Claim
Most positioning exercises take companies too deep into research and never produce a clear, usable answer. Like long division: the research is the work, but positioning is the answer. The biggest leverage is the "product type and comparator" choice — Kramer's four product types (10x better, vertical solution, new way, buy vs. build) each map to a specific comparator. Picking the wrong comparator for the wrong audience is what causes the most downstream damage.
Mechanism
Four phases must be kept separate: (1) product-marketing research, (2) product-type and comparator selection, (3) positioning statement (three blanks: who is it for, what is it, why is it better), (4) messaging (positioning adapted to audiences, funnel stages, channels). Step 2 is the most-skipped and most-damaging. Bonus: "new way" positioning is the hardest of the four. Early competitors in an emerging category help you grow; the real challenge is making the audience problem-aware and solution-aware.
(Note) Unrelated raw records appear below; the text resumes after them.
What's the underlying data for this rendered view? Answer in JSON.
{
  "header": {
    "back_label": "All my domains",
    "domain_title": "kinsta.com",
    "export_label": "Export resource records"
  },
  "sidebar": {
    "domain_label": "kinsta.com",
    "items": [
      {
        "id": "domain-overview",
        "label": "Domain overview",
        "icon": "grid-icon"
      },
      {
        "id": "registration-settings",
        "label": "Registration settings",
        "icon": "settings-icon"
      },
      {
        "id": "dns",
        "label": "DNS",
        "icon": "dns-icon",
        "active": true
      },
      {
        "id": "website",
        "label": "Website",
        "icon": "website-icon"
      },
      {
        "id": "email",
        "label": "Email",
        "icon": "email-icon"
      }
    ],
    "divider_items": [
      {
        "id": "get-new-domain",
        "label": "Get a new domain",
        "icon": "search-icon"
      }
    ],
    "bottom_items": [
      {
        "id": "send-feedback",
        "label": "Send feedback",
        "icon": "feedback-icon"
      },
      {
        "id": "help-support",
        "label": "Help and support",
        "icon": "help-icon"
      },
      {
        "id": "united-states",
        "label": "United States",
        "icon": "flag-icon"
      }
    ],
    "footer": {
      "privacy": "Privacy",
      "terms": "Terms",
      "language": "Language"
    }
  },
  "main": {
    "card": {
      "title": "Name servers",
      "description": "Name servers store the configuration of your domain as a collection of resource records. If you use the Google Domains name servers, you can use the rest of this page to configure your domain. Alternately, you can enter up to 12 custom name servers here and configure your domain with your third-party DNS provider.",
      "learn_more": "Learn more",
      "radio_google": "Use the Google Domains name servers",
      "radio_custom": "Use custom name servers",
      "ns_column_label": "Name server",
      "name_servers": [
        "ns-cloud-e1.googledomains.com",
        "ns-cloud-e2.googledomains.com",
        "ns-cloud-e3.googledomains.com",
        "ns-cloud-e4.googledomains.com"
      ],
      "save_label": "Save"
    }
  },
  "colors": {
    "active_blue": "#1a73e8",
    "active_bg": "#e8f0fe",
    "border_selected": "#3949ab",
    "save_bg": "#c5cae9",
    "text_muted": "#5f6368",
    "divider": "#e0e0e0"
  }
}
Position "new way" products against "nothing" or the "old way," not against fellow new entrants.
Conditions
Holds when:
- Marketing has authority to commit to a single comparator and audience.
- Leadership accepts that positioning is downstream of brand story, not the same thing.
Fails when:
- Multi-product portfolios where one positioning statement can't credibly cover all SKUs.
- Pre-product-market-fit startups where the comparator is still being discovered.
Evidence
"Companies focus too much on showing the work (detailed research decks, 30-slide positioning documents) instead of producing the right answer."
"If you position against the wrong comparator to the wrong audience, nothing else works."
— Emily Kramer, The MKT1 Guide to Positioning
Signals
- Positioning artifact is one statement, not a deck.
- Product type (one of the four) is named explicitly before any positioning workshop.
- Sales decks lead with the same comparator marketing chose; no drift.
Counter-evidence
April Dunford's positioning framework (her ten-step model) explicitly does require a deeper deck-style synthesis to land enterprise positioning; the "answer over work" framing can over-simplify when the company spans multiple ICPs. New-entrant positioning is also context-dependent; some categories require head-to-head comparator work earlier.